A partire da alcuni testi chiave, come Correvo nel crepuscolo fangoso, Gatta segue ed illumina con accuratezza di ragionamento e meticolosa attenzione ai fatti di stile la metamorfosi di Narciso in un Io narrante fortemente e “fisicamente” coinvolto nella narrazione e nella Storia, «sessualmente partecipante e non più solamente rappresentato tramite identificazione-mimetica con l’archetipo» (p. 33). Una metamorfosi che troverà piena sistemazione e consacrazione ne Le ceneri di Gramsci, dopo cui, certamente, si chiude la prima fase dell’opera letteraria di Pasolini.

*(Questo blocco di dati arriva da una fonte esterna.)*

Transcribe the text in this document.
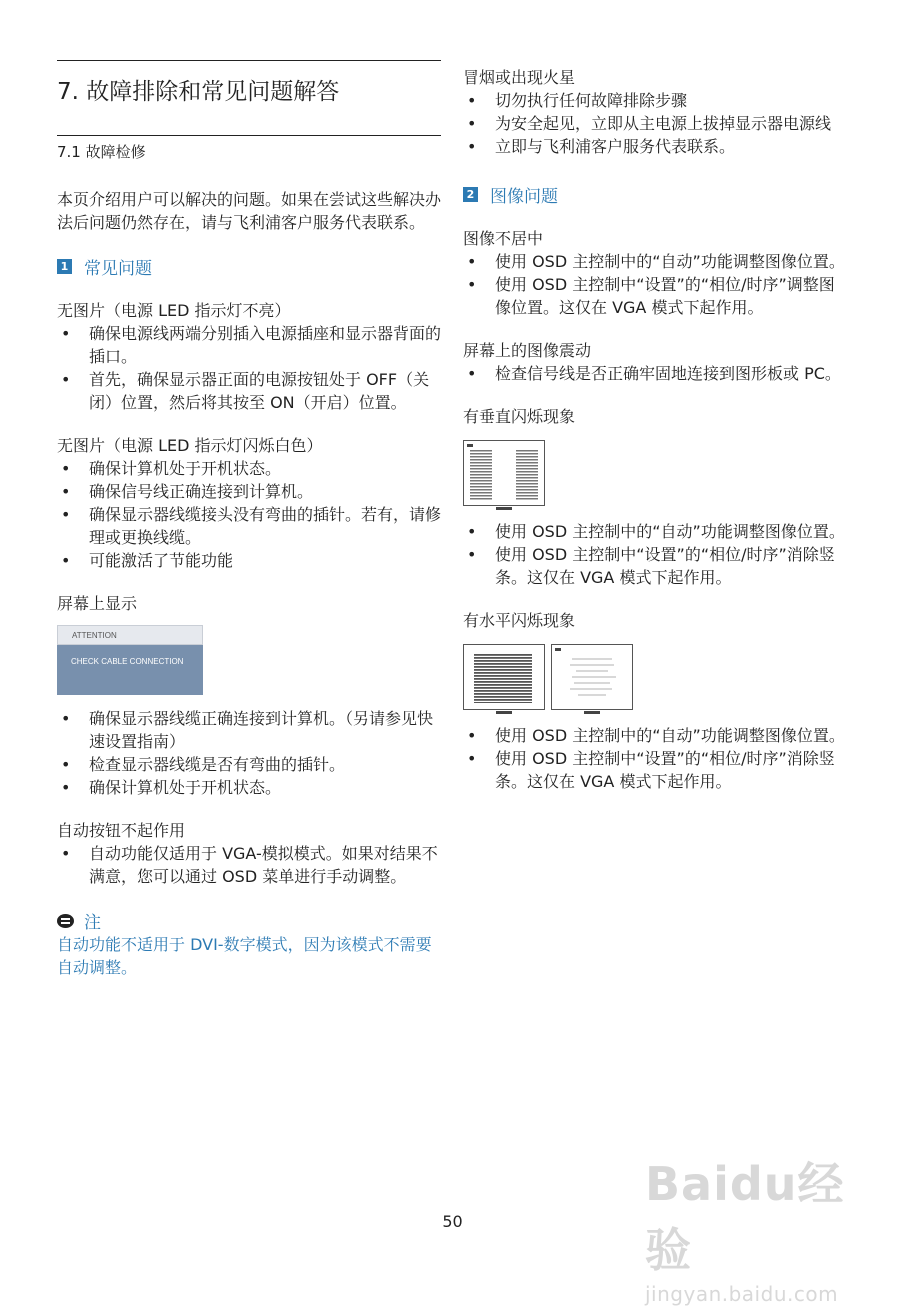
7. 故障排除和常见问题解答
7.1 故障检修

本页介绍用户可以解决的问题。如果在尝试这些解决办法后问题仍然存在，请与飞利浦客户服务代表联系。

1 常见问题
无图片（电源 LED 指示灯不亮）
• 确保电源线两端分别插入电源插座和显示器背面的插口。
• 首先，确保显示器正面的电源按钮处于 OFF（关闭）位置，然后将其按至 ON（开启）位置。
无图片（电源 LED 指示灯闪烁白色）
• 确保计算机处于开机状态。
• 确保信号线正确连接到计算机。
• 确保显示器线缆接头没有弯曲的插针。若有，请修理或更换线缆。
• 可能激活了节能功能
屏幕上显示
ATTENTION
CHECK CABLE CONNECTION
• 确保显示器线缆正确连接到计算机。（另请参见快速设置指南）
• 检查显示器线缆是否有弯曲的插针。
• 确保计算机处于开机状态。
自动按钮不起作用
• 自动功能仅适用于 VGA-模拟模式。如果对结果不满意，您可以通过 OSD 菜单进行手动调整。
注
自动功能不适用于 DVI-数字模式，因为该模式不需要自动调整。
冒烟或出现火星
• 切勿执行任何故障排除步骤
• 为安全起见，立即从主电源上拔掉显示器电源线
• 立即与飞利浦客户服务代表联系。
2 图像问题
图像不居中
• 使用 OSD 主控制中的“自动”功能调整图像位置。
• 使用 OSD 主控制中“设置”的“相位/时序”调整图像位置。这仅在 VGA 模式下起作用。
屏幕上的图像震动
• 检查信号线是否正确牢固地连接到图形板或 PC。
有垂直闪烁现象
• 使用 OSD 主控制中的“自动”功能调整图像位置。
• 使用 OSD 主控制中“设置”的“相位/时序”消除竖条。这仅在 VGA 模式下起作用。
有水平闪烁现象
• 使用 OSD 主控制中的“自动”功能调整图像位置。
• 使用 OSD 主控制中“设置”的“相位/时序”消除竖条。这仅在 VGA 模式下起作用。
50
Baidu经验
jingyan.baidu.com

Alessia Peretta Leonardo Gatta
NOTE BIBLIOGRAFICHE
[1] – FERNANDO BANDINI, Il “sogno di una cosa” chiamata poesia, in PIER PAOLO PASOLINI, Tutte le poesie, a cura e con uno scritto di Walter Siti, saggio introduttivo di Fernando Bandini, Cronologia a cura di Nico Naldini, Mondadori, Milano, 2003, p. XV.
[2] – MARCO GATTO, Prefazione, in LEONARDO GATTA, Il personaggio in corsa. Pasolini e la poesia prima, Pungitopo Editrice, Gioiosa Marea, 2014, p. 5.
[3] – Tra i maggiori contributi si ricordano: GUIDO SANTATO, Pier Paolo Pasolini. L’Opera, Neri Pozza Editore, Vicenza, 1980, e IDEM, L’abisso fra corpo e storia. Pasolini fra Mito, Storia e Dopostoria, in «Studi Pasoliniani. Rivista Internazionale», n. 1, 2007.